Testo del volantino che abbiamo distribuito all’ (A)QUEERITIVO
Che origine ha il termine queer?
Da http://www.archivioqueeritalia.com/about/queer/
Etimologicamente, le radici del termine inglese queer possono essere rintracciate nel tedesco quer, a sua volta derivante dal latino torquere: il significato originario corrisponde quindi a “diagonale, obliquo” e si oppone perciò a quel che si presenta come “dritto” (in inglese straight). Nel XVI secolo viene utilizzato come aggettivo indicante una persona dallo stile di vita eccentrico, con il significato di “strano, inusuale, deviato, perverso”. Nel XIX secolo, l’aggettivo assume infine un’accezione denigratoria, divenendo un insulto rivolto alle persone omosessuali, soprattutto di sesso maschile, traducibile in italiano con “checca” o “frocio”.
Tra la seconda metà degli anni ‘80 e gli inizi degli anni ’90 (nel periodo della crisi dell’AIDS), negli Stati Uniti la parola queer venne ulteriormente ridefinita, diventando uno strumento di autodeterminazione. Oggi chi si auto-definisce queer si presenta come soggetto eccentrico, che senza cercare di redimere la propria abiezione rivendica la libertà di praticare sesso e genere al di fuori delle norme della morale tradizionale.

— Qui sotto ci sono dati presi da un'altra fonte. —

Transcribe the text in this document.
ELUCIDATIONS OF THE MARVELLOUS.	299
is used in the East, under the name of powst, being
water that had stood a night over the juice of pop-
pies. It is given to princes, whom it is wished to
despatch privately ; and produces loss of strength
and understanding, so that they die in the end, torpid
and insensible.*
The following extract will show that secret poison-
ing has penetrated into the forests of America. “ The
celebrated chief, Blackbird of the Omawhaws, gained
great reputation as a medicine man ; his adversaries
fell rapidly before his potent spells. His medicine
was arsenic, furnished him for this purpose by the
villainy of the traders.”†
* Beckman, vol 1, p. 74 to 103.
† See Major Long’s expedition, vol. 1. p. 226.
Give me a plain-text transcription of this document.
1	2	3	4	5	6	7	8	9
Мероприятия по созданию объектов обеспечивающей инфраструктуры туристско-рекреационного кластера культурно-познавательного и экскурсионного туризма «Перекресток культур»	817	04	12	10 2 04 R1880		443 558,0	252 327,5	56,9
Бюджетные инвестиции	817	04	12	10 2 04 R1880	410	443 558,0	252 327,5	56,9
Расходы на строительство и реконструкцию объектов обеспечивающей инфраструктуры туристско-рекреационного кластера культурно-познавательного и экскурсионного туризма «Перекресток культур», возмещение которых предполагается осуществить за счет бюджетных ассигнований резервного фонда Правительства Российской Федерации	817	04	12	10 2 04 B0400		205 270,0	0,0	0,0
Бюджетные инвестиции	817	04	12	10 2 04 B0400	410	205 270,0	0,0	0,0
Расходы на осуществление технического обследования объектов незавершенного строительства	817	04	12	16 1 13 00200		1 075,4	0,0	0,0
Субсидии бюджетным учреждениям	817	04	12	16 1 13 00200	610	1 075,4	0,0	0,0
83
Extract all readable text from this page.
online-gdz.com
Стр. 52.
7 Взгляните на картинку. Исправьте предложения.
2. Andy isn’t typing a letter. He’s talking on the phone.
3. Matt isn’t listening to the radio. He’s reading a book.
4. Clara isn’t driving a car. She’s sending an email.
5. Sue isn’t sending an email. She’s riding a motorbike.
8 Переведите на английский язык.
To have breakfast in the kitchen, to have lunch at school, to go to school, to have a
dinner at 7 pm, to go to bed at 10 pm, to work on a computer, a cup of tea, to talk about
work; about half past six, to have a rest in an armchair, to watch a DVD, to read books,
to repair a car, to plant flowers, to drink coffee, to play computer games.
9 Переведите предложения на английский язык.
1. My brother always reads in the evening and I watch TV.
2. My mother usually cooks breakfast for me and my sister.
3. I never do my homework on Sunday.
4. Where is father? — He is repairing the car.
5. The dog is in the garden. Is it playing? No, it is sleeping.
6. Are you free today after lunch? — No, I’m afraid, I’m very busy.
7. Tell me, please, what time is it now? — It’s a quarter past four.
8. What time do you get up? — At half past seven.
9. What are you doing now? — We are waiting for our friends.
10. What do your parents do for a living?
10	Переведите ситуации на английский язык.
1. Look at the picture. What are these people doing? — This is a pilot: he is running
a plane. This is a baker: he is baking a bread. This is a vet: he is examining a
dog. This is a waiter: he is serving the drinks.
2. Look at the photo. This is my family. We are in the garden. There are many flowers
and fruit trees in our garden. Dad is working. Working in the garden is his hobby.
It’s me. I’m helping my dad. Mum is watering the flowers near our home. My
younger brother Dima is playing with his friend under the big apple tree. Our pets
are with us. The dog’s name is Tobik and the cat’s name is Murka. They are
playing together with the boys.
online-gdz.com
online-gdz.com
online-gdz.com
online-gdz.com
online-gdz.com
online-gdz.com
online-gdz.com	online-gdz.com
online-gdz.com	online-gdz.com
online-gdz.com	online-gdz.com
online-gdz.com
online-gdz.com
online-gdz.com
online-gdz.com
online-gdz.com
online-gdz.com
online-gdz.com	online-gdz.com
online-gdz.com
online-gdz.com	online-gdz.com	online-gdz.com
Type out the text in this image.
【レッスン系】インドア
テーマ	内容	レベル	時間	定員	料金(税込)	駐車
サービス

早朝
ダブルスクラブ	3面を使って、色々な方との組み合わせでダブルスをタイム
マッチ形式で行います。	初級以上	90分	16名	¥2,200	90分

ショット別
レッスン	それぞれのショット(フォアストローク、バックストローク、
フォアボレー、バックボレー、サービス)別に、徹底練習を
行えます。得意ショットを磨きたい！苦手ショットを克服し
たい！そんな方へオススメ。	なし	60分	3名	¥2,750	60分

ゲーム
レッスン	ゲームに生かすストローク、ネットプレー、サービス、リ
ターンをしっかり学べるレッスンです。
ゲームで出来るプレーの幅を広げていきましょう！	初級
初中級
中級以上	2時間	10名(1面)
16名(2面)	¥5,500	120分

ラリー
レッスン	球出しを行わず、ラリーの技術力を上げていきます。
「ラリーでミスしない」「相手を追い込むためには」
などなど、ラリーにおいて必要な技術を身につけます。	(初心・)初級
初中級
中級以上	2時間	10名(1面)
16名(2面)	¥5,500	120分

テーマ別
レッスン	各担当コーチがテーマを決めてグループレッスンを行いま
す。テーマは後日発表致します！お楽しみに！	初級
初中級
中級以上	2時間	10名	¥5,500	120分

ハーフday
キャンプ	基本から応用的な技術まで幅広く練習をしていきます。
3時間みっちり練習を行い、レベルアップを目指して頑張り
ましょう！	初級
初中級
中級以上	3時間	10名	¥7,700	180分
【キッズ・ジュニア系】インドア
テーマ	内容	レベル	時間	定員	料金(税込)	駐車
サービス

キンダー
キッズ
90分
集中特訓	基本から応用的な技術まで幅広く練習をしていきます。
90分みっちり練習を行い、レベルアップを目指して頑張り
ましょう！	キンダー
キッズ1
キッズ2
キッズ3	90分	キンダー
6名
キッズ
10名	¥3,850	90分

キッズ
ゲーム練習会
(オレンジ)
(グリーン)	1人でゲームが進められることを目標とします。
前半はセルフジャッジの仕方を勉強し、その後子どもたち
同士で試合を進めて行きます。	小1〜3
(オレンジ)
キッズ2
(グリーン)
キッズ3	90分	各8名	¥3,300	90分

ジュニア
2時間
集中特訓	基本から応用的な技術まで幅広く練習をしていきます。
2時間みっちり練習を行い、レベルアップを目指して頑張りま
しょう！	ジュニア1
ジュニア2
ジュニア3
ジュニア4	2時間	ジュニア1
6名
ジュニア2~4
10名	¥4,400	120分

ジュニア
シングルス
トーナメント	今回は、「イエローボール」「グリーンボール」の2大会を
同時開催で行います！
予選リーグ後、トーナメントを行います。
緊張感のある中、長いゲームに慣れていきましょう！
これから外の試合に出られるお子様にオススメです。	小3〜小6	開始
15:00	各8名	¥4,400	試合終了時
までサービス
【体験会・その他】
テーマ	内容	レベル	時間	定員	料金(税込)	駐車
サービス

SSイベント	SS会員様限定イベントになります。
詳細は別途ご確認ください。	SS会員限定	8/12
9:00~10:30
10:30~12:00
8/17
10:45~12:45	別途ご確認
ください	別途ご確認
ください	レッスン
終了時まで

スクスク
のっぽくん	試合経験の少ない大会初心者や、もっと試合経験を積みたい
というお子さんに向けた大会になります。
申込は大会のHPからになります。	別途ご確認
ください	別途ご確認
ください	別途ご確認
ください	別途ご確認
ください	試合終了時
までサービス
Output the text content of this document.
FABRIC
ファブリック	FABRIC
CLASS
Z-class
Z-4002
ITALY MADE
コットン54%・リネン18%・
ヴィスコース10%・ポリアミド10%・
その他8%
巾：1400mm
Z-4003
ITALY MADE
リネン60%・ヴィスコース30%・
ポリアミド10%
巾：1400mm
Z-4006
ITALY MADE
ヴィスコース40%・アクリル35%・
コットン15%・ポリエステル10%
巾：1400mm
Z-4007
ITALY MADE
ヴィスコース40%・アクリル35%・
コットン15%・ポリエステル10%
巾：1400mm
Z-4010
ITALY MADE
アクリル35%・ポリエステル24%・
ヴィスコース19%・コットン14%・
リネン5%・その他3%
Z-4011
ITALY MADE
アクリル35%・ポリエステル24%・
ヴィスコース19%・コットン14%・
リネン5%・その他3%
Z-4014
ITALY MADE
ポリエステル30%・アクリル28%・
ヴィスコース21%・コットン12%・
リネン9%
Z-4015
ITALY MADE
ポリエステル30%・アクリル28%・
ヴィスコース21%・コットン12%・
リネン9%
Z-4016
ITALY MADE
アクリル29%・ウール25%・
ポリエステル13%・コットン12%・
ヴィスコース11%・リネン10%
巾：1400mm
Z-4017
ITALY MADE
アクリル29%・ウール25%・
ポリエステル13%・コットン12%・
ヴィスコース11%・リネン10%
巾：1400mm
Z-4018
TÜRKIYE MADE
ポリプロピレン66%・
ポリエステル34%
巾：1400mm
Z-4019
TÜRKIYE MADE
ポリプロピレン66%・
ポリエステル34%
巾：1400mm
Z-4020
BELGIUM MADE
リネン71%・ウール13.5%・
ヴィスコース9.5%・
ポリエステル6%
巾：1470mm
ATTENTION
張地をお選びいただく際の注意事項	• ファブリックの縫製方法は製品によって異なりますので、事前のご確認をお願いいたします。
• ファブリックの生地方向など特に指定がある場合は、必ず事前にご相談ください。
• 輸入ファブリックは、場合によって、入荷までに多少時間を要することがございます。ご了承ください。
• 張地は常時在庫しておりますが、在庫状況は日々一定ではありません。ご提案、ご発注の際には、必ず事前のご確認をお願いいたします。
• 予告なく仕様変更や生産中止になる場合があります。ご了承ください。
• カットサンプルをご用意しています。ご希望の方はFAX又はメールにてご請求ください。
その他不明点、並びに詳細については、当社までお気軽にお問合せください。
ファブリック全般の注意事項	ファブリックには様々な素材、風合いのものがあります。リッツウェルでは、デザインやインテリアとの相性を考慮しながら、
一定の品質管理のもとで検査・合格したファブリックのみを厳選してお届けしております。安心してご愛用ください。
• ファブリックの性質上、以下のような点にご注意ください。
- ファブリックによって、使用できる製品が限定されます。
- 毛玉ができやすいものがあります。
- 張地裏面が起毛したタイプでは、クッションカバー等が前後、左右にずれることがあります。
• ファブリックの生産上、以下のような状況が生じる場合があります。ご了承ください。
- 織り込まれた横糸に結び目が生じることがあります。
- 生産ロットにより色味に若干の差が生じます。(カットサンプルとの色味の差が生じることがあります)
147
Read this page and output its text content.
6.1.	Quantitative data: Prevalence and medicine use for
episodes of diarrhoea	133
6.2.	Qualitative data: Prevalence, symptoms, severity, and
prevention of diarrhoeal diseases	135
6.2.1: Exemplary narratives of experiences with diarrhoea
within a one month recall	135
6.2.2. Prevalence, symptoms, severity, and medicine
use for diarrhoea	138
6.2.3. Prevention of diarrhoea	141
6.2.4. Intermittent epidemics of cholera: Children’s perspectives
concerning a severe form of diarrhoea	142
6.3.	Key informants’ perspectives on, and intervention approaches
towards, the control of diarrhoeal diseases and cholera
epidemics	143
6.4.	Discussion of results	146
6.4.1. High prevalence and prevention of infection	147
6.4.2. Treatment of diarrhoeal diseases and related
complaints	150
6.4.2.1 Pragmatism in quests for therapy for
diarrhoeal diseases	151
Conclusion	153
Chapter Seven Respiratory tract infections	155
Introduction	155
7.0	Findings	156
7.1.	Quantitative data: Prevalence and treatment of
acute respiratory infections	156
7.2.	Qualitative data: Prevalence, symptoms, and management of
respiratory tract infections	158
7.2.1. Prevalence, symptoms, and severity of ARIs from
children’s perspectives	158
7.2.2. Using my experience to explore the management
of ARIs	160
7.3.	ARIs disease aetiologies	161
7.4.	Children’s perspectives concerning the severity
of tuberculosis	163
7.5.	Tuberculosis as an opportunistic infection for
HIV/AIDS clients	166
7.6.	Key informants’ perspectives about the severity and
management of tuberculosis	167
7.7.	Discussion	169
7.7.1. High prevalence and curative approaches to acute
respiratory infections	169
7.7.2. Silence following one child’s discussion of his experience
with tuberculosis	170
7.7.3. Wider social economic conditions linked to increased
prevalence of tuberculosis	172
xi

La riappropriazione della parola queer avvenne allo stesso tempo ad opera dell’attivismo politico e della teoria accademica, con lo scopo di mettere in discussione non solo discorsi patriarcali ed eteronormativi, ma anche le tendenze assimilazioniste di alcuni movimenti gay e lesbici. A essere contestata è stata in particolare una concezione rigidamente binaria dell’identità sessuale, incapace di cogliere le sfumature esistenti tra il maschile e il femminile e le fluttuazioni del desiderio possibili tra eterosessualità e omosessualità.
Termine ombrello
Da quando è entrato in uso, il termine queer è stato un termine fluttuante, ma non per questo privo di significati contestualmente condivisi. Se, da un lato, la portata rivoluzionaria delle prospettive teoriche queer ha corroso dall’interno categorie d’identità stabili, dall’altro, il ricorso al queer come aggettivo per pratiche di militanza radicali diviene sempre più potente e diffuso.
Queer può essere oggi considerato un “termine ombrello” rivolto a tutte le sessualità considerate dissidenti, a quelle soggettività le cui pratiche sociali e di pensiero si discostano da quelle convenzionali, e a quelle il cui genere si situa al di fuori del consueto ordine d’intelligibilità. Il termine queer è stato per questo riabilitato da e per tutt* coloro che si oppongono a una socialità eteronormativa e normalizzata (come gay, lesbiche, bisessuali, intersessuali, transessuali e transgender, soggetti BDSM e kinky, persone asessuali o poliamorose).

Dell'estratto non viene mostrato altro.